C’est ainsi que s’est achevé le second séminaire de la 36ème SMHES/Cadres-dirigeants. Visant à donner aux auditrices et aux auditeurs l’occasion de mieux comprendre pourquoi « connaissance et anticipation » est toujours la première citée dans l’énoncé des fonctions stratégiques qui structurent la défense et la sécurité de la France, il a spécifiquement été organisé autour de ces fonctions stratégiques. Sans elles, aucune autonomie d’appréciation et de décision n’est en effet possible. Hélas trois journées, aussi denses fussent-elles, ont été insuffisantes pour faire le tour d’un tel sujet mais fort heureusement, entre les séminaires, les auditrices et les auditeurs poursuivent leurs travaux et leurs recherches.

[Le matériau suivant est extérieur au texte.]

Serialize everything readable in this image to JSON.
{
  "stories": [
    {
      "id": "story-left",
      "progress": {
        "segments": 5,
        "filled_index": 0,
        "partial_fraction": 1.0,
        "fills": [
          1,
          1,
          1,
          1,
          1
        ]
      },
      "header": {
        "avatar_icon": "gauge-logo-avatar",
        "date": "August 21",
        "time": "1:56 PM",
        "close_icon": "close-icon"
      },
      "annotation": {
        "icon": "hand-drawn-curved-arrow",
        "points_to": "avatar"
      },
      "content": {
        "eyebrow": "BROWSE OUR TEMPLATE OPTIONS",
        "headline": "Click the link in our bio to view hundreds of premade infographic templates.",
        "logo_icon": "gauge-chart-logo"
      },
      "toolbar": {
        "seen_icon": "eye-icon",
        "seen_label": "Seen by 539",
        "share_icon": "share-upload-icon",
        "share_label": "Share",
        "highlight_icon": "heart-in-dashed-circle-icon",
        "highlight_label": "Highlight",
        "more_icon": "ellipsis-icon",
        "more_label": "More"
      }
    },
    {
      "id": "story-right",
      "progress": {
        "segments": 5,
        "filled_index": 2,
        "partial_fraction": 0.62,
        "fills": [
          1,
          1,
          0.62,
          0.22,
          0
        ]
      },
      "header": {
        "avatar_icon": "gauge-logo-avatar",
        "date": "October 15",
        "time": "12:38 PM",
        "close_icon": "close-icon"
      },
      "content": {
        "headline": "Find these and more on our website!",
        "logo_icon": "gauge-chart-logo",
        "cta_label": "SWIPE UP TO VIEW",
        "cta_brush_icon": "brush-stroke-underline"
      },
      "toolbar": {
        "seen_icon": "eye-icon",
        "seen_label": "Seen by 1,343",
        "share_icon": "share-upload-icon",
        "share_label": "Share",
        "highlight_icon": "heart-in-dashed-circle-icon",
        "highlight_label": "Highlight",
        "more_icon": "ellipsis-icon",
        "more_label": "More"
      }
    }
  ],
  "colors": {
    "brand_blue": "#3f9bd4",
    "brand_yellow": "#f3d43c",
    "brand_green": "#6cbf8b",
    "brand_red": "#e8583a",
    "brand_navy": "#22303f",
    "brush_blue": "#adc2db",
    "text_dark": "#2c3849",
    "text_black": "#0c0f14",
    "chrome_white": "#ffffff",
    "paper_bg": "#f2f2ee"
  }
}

Ils sont pour cela guidés et accompagnés par une solide équipe pédagogique composée de cadres de la FMES et de deux professeurs-chercheurs de l’Université de Toulon avec laquelle la FMES a un partenariat étroit. Les facettes de ce dernier sont multiples mais, pour les SMHES, ce partenariat se matérialise par l’attribution d’un diplôme universitaire en fin de session. Reconnaissance concrète de la qualité de la formation, ce diplôme s’articule en trois modules d’enseignement de 40 heures chacun et il s’appuie sur la notation d’une dizaine de travaux et d’examens écrits et oraux, individuels et collectifs. L’ensemble représente une somme de travail conséquente et demande beaucoup d’investissement aux auditrices et aux auditeurs. L’investissement n’est cependant pas vain car, en retour, ils en retirent une vraie expertise sur le thème étudié et plus généralement en matière de raisonnement géopolitique et géostratégique. De fait, il faut en suivant une session être conscient que les neuf séminaires pléniers n’apportent pas tout ; ils servent davantage à aider les auditrices et les auditeurs à se poser les bonnes questions et à les orienter vers les bonnes pistes qu’à leur donner des réponses exhaustives. La prochaine étape de la session restera dans cette veine et, début décembre, conduira les pas de la session à Toulon. Concrètement, il permettra à la session d’approfondir le sujet des outils de puissance de l’Etat en découvrant la Marine nationale et l’importance du fait maritime pour la géopolitique et la géostratégie de la France.